Council member Shakeyla Ingram, a 29-year-old black woman elected in November, had been pushing for “Black Lives Matter” behind the scenes and didn’t understand why her fellow members were falling in line behind the “do” option. She debated voting against the watered-down expression.
“But then I said: ‘Do’ means something. . . . When you say ‘Black lives do matter,’ you emphasize that, you make sure that it has meaning,” she said after the meeting. “So that’s why I was able to support it.”
It was late in the night when members walked to the parking lot, where a few activists were waiting. Ingram and Davis stopped to answer questions while armed police officers watched.
After their conversation about the wording to be painted near the Market House, Mario Benavente, a 30-year-old Latino law school student, asked Davis how council members could stand by as the police arrested protesters for failing to disperse — throwing into the legal system more people of color, including the black activist standing next to him.

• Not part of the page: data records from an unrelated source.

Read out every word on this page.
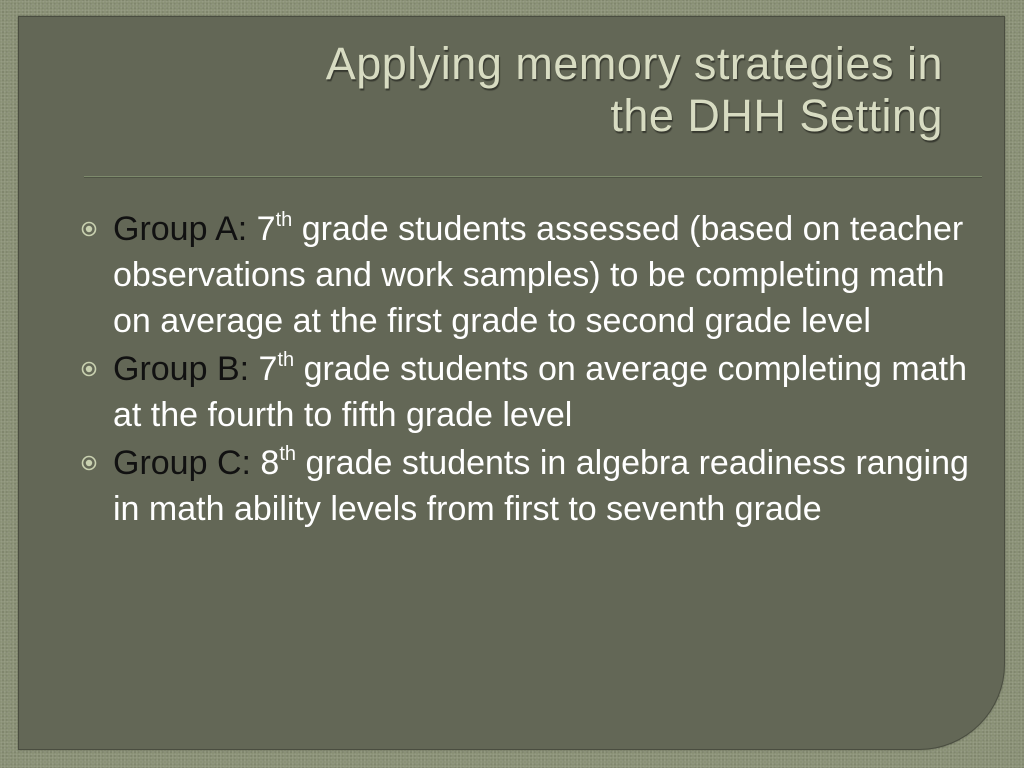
Applying memory strategies in
the DHH Setting
Group A: 7th grade students assessed (based on teacher observations and work samples) to be completing math on average at the first grade to second grade level
Group B: 7th grade students on average completing math at the fourth to fifth grade level
Group C: 8th grade students in algebra readiness ranging in math ability levels from first to seventh grade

“When a police officer asks you to leave an area, you have to obey,” Davis said.
“So Rosa Parks should have gotten up?” Benavente responded.
Davis countered that Martin Luther King Jr. “got arrested for his cause.”
Benavente noted that back then, King “had the worse kind of representatives elected, he had the worst kinds of juries, worse kind of judges — we don’t live in that age anymore.”
“You need law, order, and you need a smooth hand to transition this,” Davis said. “I’m not for breaking the law. I’m not going to support that.”
The conversation turned to police reforms. Davis said that the city’s police department is already better than most and that change takes time.
“Policy ain’t like a microwave — I know a lot of you are microwave kids. I’m 47, okay? It don’t happen overnight,” he said. “It takes time to develop policy, it takes time to vet policy.”
As the activists pushed him to say how much time, a heavy rain ended the conversation.
A week later, volunteers painted the words on the circular roadway that surrounds the Market House: “Black lives do matter.”